Being in East Texas "behind the Pine-cone Curtain," as we often referred to it, was a place that stimulated my need to know just what I believed. The extremes of conservatism, fundamental Christianity, and racism were such an abrasive environment that it pushed me to the other side in a dramatic repulsion. This environment that so intensely demanded that I believe with them or be opposed was just what I needed to find my way in my own beliefs. Like bumper cars limiting me into a designated lane, the contrast of the dominant culture in East Texas pushed me into my own path, the one single path of my own beliefs that only I could take.
There was another key to uncovering these beliefs at this time. This was a time when I met someone that would become a lifelong friend. I applied at her parents' restaurant and for the next 13 months, we spent every afternoon and evening at the front of this restaurant in deep conversation about the mystical world around us and how we fit into it. Amy has been at the other end of those conversations for more than 15 years now, but our conversations, unfortunately, have held a different tone to them rather than one of discovery.
As the years passed, our lives have progressed, the focus of our talks, letters, and emails have leaned more toward the daily ongoings of our lives and those ever changing events that weigh the heart so heavily. And it is here that I have found myself wondering again, as I travel through the loss of a first husband, two dogs, both parents, and now the growing pains of being a mother and rising out of depression, just what do I believe?
Some days, my beliefs remain intact, but they are fragile, like shattered glass waiting to crumble to the floor. Other days, I can't see past my own immediate experience to believe anything beyond survival, and it is this particular place that leaves me most uncomfortable. But again, the universe is providing me with what I need to settle in to a new place of faith.

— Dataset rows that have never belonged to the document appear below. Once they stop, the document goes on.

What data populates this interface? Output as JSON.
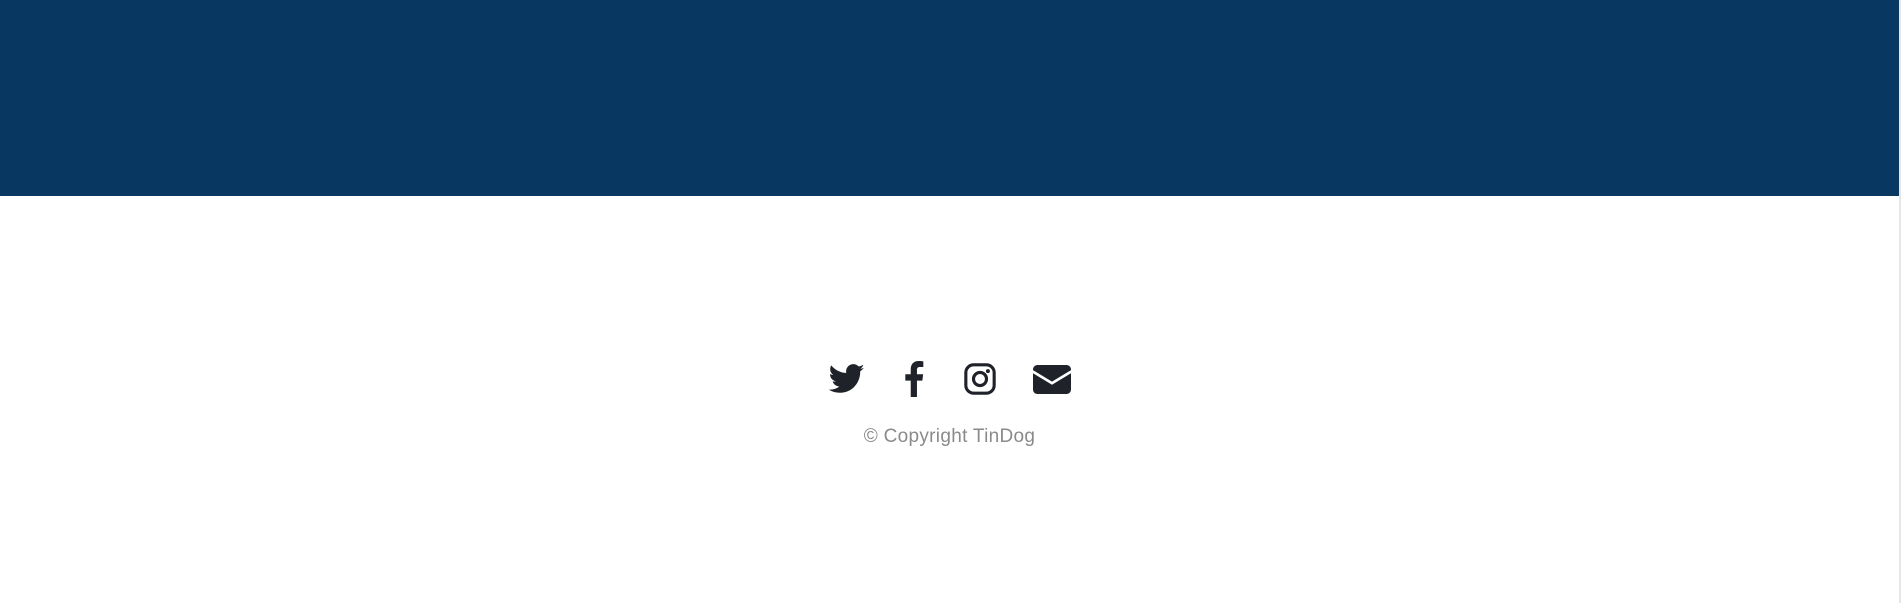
{
  "colors": {
    "band": "#083762",
    "icon": "#1f2329",
    "copyright_text": "#8a8a8a"
  },
  "footer": {
    "social": [
      {
        "name": "twitter",
        "icon": "twitter-icon"
      },
      {
        "name": "facebook",
        "icon": "facebook-icon"
      },
      {
        "name": "instagram",
        "icon": "instagram-icon"
      },
      {
        "name": "email",
        "icon": "envelope-icon"
      }
    ],
    "copyright": "© Copyright TinDog"
  }
}
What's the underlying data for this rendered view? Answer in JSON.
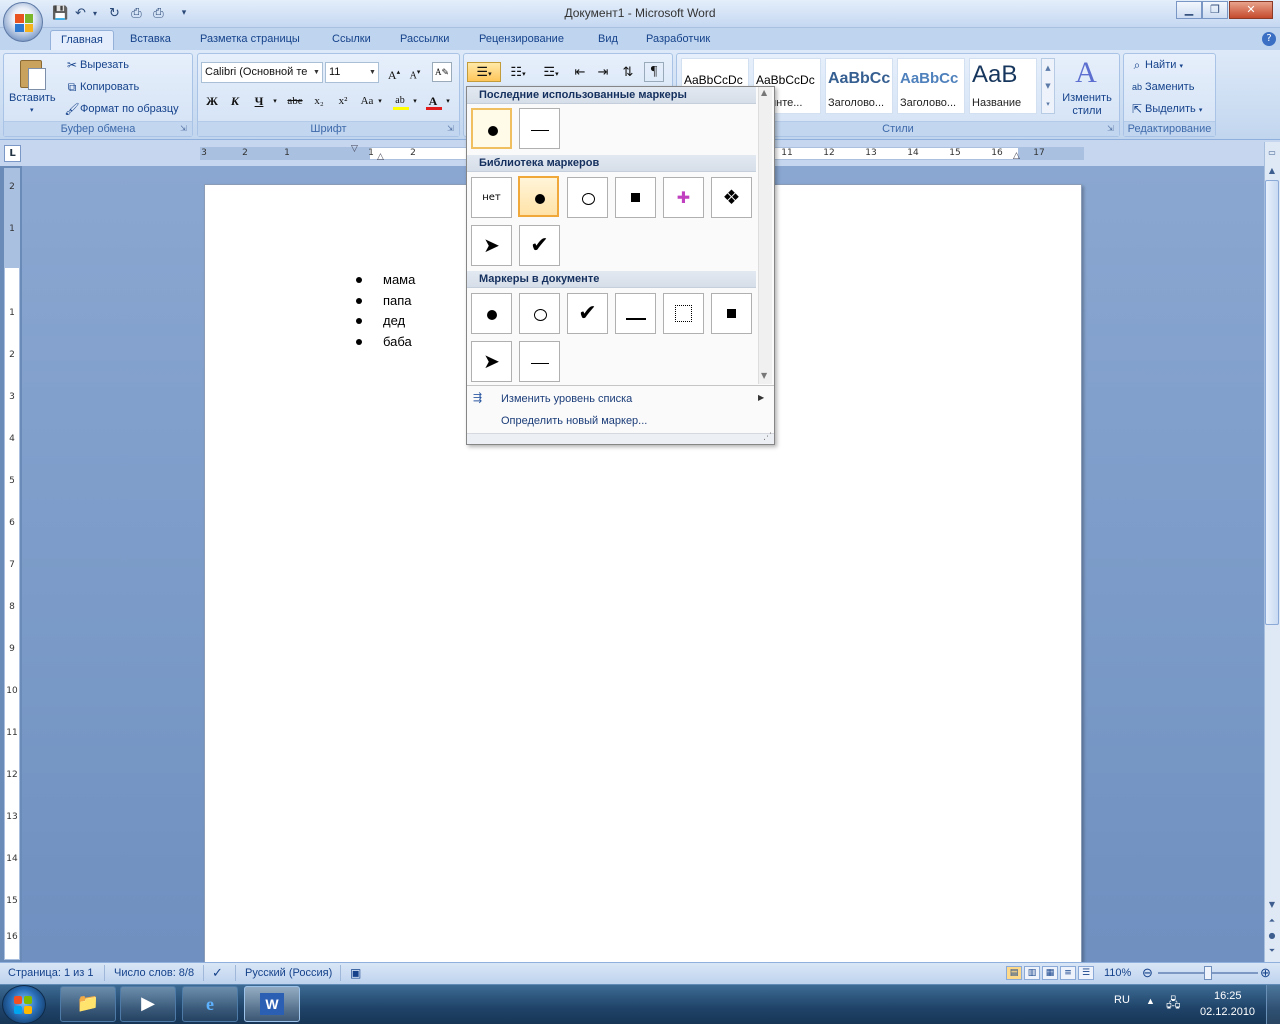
{
  "window": {
    "title": "Документ1 - Microsoft Word"
  },
  "tabs": [
    "Главная",
    "Вставка",
    "Разметка страницы",
    "Ссылки",
    "Рассылки",
    "Рецензирование",
    "Вид",
    "Разработчик"
  ],
  "clipboard": {
    "paste": "Вставить",
    "cut": "Вырезать",
    "copy": "Копировать",
    "format_painter": "Формат по образцу",
    "label": "Буфер обмена"
  },
  "font": {
    "name": "Calibri (Основной те",
    "size": "11",
    "label": "Шрифт",
    "bold": "Ж",
    "italic": "К",
    "underline": "Ч",
    "strike": "abe",
    "sub": "x₂",
    "sup": "x²",
    "case": "Aa"
  },
  "styles": {
    "label": "Стили",
    "items": [
      {
        "sample": "AaBbCcDc",
        "name": ""
      },
      {
        "sample": "AaBbCcDc",
        "name": "ез инте..."
      },
      {
        "sample": "AaBbCc",
        "name": "Заголово..."
      },
      {
        "sample": "AaBbCc",
        "name": "Заголово..."
      },
      {
        "sample": "AaB",
        "name": "Название"
      }
    ],
    "change_styles": "Изменить стили"
  },
  "editing": {
    "find": "Найти",
    "replace": "Заменить",
    "select": "Выделить",
    "label": "Редактирование"
  },
  "document": {
    "bullets": [
      "мама",
      "папа",
      "дед",
      "баба"
    ]
  },
  "bullet_menu": {
    "recent_header": "Последние использованные маркеры",
    "library_header": "Библиотека маркеров",
    "document_header": "Маркеры в документе",
    "none_label": "нет",
    "change_level": "Изменить уровень списка",
    "define_new": "Определить новый маркер..."
  },
  "ruler": {
    "h_ticks": [
      "3",
      "2",
      "1",
      "1",
      "2",
      "11",
      "12",
      "13",
      "14",
      "15",
      "16",
      "17"
    ],
    "v_ticks": [
      "2",
      "1",
      "1",
      "2",
      "3",
      "4",
      "5",
      "6",
      "7",
      "8",
      "9",
      "10",
      "11",
      "12",
      "13",
      "14",
      "15",
      "16"
    ]
  },
  "status": {
    "page": "Страница: 1 из 1",
    "words": "Число слов: 8/8",
    "language": "Русский (Россия)",
    "zoom": "110%"
  },
  "taskbar": {
    "lang": "RU",
    "time": "16:25",
    "date": "02.12.2010"
  }
}
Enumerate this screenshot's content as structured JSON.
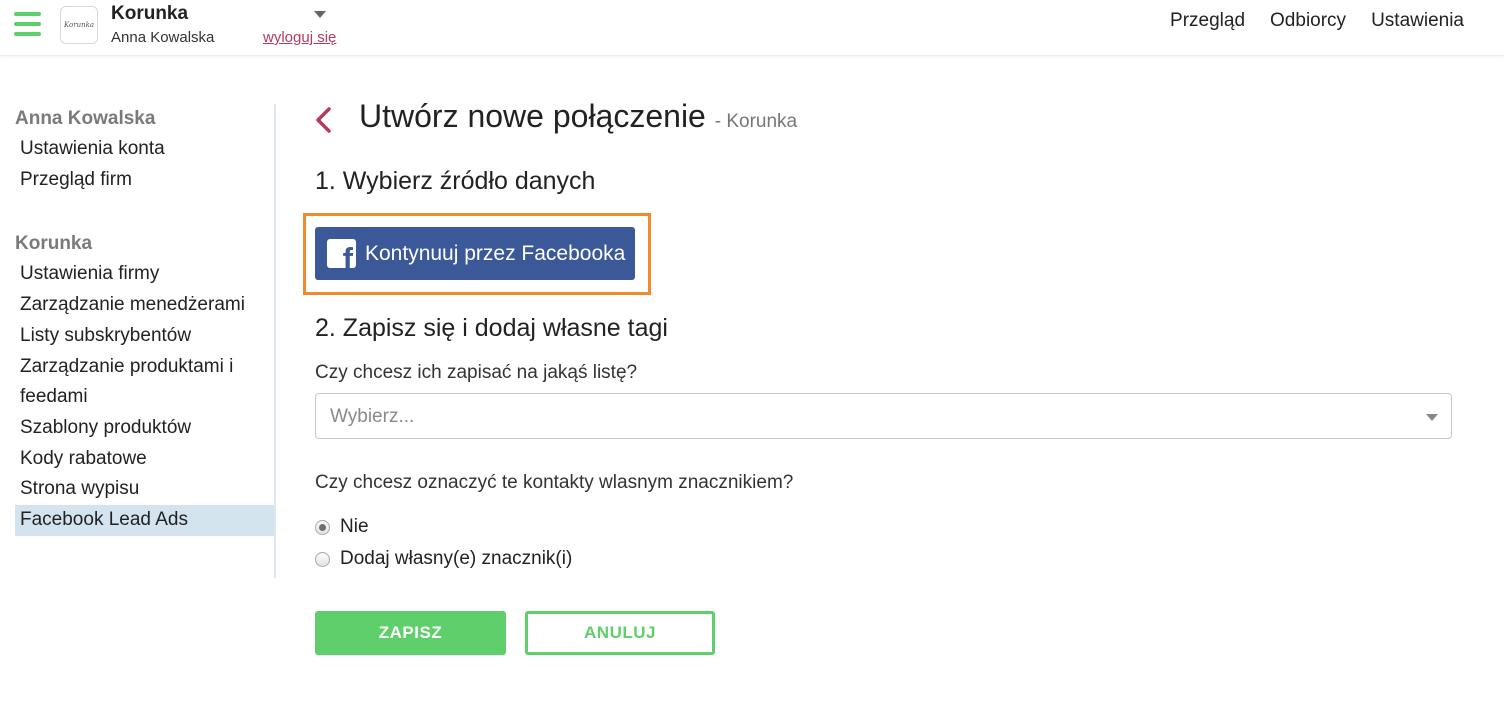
{
  "header": {
    "logo_text": "Korunka",
    "company_name": "Korunka",
    "user_name": "Anna Kowalska",
    "logout_label": "wyloguj się",
    "nav": [
      "Przegląd",
      "Odbiorcy",
      "Ustawienia"
    ]
  },
  "sidebar": {
    "account_section_title": "Anna Kowalska",
    "account_items": [
      "Ustawienia konta",
      "Przegląd firm"
    ],
    "company_section_title": "Korunka",
    "company_items": [
      "Ustawienia firmy",
      "Zarządzanie menedżerami",
      "Listy subskrybentów",
      "Zarządzanie produktami i",
      "feedami",
      "Szablony produktów",
      "Kody rabatowe",
      "Strona wypisu",
      "Facebook Lead Ads"
    ],
    "active_item": "Facebook Lead Ads"
  },
  "main": {
    "title": "Utwórz nowe połączenie",
    "subtitle": "- Korunka",
    "step1_heading": "1. Wybierz źródło danych",
    "facebook_button_label": "Kontynuuj przez Facebooka",
    "step2_heading": "2. Zapisz się i dodaj własne tagi",
    "list_question": "Czy chcesz ich zapisać na jakąś listę?",
    "list_select_placeholder": "Wybierz...",
    "tag_question": "Czy chcesz oznaczyć te kontakty wlasnym znacznikiem?",
    "radio_options": [
      "Nie",
      "Dodaj własny(e) znacznik(i)"
    ],
    "radio_selected": "Nie",
    "save_label": "ZAPISZ",
    "cancel_label": "ANULUJ"
  },
  "colors": {
    "accent_green": "#5fcf6b",
    "facebook_blue": "#3b5998",
    "highlight_orange": "#f08a2c",
    "link_red": "#b63a5e",
    "sidebar_active_bg": "#d4e4ef"
  },
  "icons": [
    "hamburger-menu-icon",
    "chevron-down-icon",
    "chevron-left-icon",
    "facebook-icon"
  ]
}
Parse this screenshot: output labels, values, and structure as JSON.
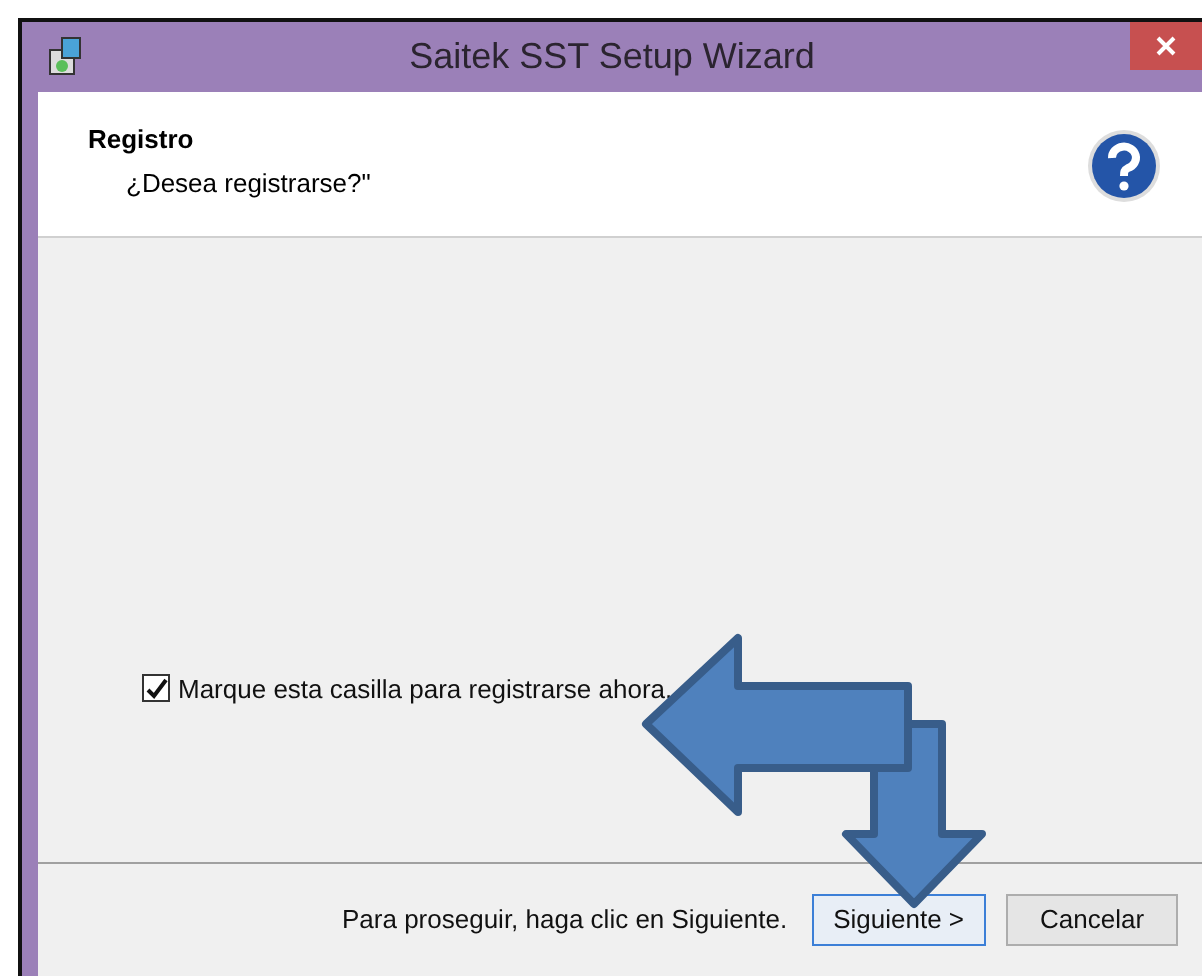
{
  "window": {
    "title": "Saitek SST Setup Wizard"
  },
  "header": {
    "title": "Registro",
    "subtitle": "¿Desea registrarse?\""
  },
  "checkbox": {
    "label": "Marque esta casilla para registrarse ahora.",
    "checked": true
  },
  "footer": {
    "hint": "Para proseguir, haga clic en Siguiente."
  },
  "buttons": [
    {
      "label": "Siguiente >",
      "focused": true
    },
    {
      "label": "Cancelar",
      "focused": false
    }
  ]
}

Recently, there have been two events that have created the beginning of that bumper car lane to send me down the path of what I believe. Stephen Hawking, a famous author and scientist, openly declared that he believes there is no afterlife and in a dramatic disappointment to many, a large number of Christians also believed that just this past weekend was Judgement Day . As I read about both perspectives I find myself agreeing with both in an interesting and surprising way. But is there really nothing beyond this physical existence? Is there really no God and no spirits and no soul? In my darkest, most desperate hours, I can believe that, but then an intrinsic part of me rebels. I look around at the physical world and the existence of all the beauty in nature, all the horror in humanity, and I sense the ludicrousness of the notion that anything could exist without there being a spiritual purpose, a spiritual existence beyond the physical.
As May 21, 2011 passed and there were many a sigh of relief that this particular group of Christians seem to have had it wrong about the apocalypse and Judgement Day, my husband was amused with the extremity of this idea. As he chuckled his way through the weekend, I found myself fearful at times, and defensive at other times for this group of people that choose to believe beyond rational thought. How do we know Judgement Day didn't happen? No, there were no explosions, no disappearance of large groups of people, but as Sonia Choquette often reminds us in her teachings, the psychic pathway is a subtle pathway. The dramatics of movies and television express the level of intensity that we can feel about metaphysical events, but over-exaggerate the actual manifestation of them. And as I contemplate the notion that for Christians, their Judgement Day could have happened a dozen times already, but on such a subtle level as to not manifest in the dramatic way that the whole world, including most Christians, would expect, I return to a place of knowing that has been foreign for quite some time. That knowing, for me, returns to the notion that it is ALL real, that every single belief is a reality in some form, but embraces the layer of knowing that it is because we have created it all in individual and mass manifestation of the worlds we believe to be true.
When faith leaves us, we have to return to the beginning, to the most basic questions, and be willing to allow the answers to be unfamiliar. This may take time, or it may be in bursts of revelation, but however that sense of "knowing" returns, it will be a result of having experienced what caused us to question faith in the first place. For me, the spiritual world has been an anchor and when that anchor seemed to be dissipating, it was a challenge I didn't know how to face. It was only by being challenged to know what I DIDN'T believe that I could return to understanding what I STILL believe.
Losing faith comes in our darkest hours, when our lives, or others', seem to be needing assistance and not receiving it, when miracles seem to be absent, when the Gods seem to have left us to our own survival. Re-embracing faith happens when we return to exactly what we believed before, but re-inventing faith happens when we allow ourselves to discover anew, to be open to change and to believe in what is shown to us. Re-inventing faith means rising from the ashes and embracing the world as our changed existence reveals, letting go of what no longer serves us and embracing the path and the beliefs that will take us forward.